Bila pada semester kedua tahun ini produksi jagung tinggal 35% dari total produksi, maka masih ada sebanyak 9.100 ton jagung yang akan panen. Sementara kebutuhan jagung pada semester kedua tahun ini tinggal sebesar 4.200 ton saja.

Dengan hitungan itu Koordinator Forum Peternak Layer Nasional (PLN) Ki Musbar optimis kebutuhan jagung hingga akhir tahun dapat terpenuhi. “Saya yakin produksi jagung cukup karena setiap bulan ada panen.
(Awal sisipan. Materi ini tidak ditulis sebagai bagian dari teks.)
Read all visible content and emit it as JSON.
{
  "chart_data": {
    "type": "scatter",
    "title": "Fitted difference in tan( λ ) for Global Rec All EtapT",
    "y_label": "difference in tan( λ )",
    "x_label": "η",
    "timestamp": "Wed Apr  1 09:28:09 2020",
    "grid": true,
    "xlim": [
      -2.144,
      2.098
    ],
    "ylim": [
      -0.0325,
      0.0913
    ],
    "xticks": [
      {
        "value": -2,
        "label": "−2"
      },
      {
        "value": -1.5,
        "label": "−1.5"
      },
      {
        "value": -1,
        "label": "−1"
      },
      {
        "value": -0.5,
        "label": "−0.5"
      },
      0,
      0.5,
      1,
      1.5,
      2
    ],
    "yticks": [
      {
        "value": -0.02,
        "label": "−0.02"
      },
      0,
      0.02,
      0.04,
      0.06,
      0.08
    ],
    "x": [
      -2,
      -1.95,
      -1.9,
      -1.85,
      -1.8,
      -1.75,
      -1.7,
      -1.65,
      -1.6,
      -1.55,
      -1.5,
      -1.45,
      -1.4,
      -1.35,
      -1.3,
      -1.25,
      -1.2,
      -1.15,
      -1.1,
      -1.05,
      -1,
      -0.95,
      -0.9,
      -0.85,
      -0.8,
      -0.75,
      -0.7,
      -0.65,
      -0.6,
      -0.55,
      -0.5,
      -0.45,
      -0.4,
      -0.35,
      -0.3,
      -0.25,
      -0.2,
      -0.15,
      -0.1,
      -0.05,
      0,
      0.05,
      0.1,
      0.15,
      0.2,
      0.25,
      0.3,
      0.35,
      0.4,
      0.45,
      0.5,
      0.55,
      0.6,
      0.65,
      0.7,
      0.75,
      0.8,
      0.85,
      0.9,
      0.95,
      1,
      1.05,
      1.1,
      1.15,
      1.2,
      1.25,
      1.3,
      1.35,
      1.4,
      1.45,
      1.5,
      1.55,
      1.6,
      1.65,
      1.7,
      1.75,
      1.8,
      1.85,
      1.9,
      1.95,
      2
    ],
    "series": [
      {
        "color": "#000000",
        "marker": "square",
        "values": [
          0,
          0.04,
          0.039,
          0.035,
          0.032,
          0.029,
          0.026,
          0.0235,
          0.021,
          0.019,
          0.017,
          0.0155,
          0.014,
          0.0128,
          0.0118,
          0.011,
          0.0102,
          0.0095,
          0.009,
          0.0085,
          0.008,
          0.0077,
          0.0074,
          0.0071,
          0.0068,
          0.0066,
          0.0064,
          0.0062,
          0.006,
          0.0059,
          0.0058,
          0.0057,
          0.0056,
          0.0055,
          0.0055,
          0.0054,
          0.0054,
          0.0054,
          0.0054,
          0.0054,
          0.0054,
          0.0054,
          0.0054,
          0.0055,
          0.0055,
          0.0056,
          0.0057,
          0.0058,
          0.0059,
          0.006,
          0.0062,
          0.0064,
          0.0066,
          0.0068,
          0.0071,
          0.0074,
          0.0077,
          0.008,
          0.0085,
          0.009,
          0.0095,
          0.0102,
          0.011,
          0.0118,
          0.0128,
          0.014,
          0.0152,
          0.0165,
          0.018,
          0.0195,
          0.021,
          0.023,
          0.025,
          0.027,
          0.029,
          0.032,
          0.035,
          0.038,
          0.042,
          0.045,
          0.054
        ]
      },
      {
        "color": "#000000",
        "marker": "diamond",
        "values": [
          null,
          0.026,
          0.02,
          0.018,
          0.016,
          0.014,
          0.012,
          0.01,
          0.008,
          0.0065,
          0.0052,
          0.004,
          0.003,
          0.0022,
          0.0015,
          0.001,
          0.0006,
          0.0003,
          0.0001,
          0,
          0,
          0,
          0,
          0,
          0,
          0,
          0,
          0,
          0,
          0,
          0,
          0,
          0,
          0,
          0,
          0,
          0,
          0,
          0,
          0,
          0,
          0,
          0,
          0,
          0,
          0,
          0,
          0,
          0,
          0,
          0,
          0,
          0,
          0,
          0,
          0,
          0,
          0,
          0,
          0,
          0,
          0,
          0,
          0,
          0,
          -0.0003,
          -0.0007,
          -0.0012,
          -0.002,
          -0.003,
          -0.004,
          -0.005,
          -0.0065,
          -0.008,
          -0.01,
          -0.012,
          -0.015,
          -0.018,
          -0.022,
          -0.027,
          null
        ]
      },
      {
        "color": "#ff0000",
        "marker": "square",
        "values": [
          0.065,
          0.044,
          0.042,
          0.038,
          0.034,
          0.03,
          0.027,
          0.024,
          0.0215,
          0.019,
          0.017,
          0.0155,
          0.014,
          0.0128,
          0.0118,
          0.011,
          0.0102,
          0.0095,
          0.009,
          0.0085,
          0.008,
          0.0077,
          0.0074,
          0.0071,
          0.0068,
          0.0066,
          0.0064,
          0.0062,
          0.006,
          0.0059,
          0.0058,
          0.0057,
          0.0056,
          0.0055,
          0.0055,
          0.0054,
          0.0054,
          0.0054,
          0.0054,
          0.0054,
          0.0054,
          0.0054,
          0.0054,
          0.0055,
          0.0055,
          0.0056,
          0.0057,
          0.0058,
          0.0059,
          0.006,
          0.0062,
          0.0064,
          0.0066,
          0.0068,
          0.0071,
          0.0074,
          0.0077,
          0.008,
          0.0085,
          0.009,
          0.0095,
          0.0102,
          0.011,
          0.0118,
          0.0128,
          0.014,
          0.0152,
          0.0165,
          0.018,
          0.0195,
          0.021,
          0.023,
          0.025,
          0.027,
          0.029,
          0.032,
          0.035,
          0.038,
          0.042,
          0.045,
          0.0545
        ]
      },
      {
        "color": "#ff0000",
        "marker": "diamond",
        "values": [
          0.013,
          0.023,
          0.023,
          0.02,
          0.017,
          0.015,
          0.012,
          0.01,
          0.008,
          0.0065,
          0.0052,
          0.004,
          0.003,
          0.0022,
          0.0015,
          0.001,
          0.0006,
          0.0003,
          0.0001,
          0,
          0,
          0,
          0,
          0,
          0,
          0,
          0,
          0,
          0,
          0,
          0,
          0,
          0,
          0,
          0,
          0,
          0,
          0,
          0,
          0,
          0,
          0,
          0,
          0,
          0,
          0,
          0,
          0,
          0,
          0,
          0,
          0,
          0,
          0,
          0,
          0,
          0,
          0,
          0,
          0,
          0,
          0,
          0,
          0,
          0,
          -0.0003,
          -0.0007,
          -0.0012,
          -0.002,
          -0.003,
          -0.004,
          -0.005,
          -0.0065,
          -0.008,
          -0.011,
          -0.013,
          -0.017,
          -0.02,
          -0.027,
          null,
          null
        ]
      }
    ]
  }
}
Saat ini harganya yang sangat tinggi juga membuat petani semangat menanam jagung,” ungkapnya.

Namun pemerintah perlu mengatasi kenaikan harga jagung dalam negeri, agar harga pakan tidak melonjak. Musbar bilang diperlukan solusi yang komprehensif seperti kawasan agro industri terpadu, supaya harga dapat terus berada di angka yang wajar.

Data dipersoalkan

Meskipun di atas kertas produksi jagung surplus, tapi kalangan yang membutuhkan jagung menilai data Kemtan soal produksi jagung tidak sejalan dengan ketersediaan jagung di pasaran.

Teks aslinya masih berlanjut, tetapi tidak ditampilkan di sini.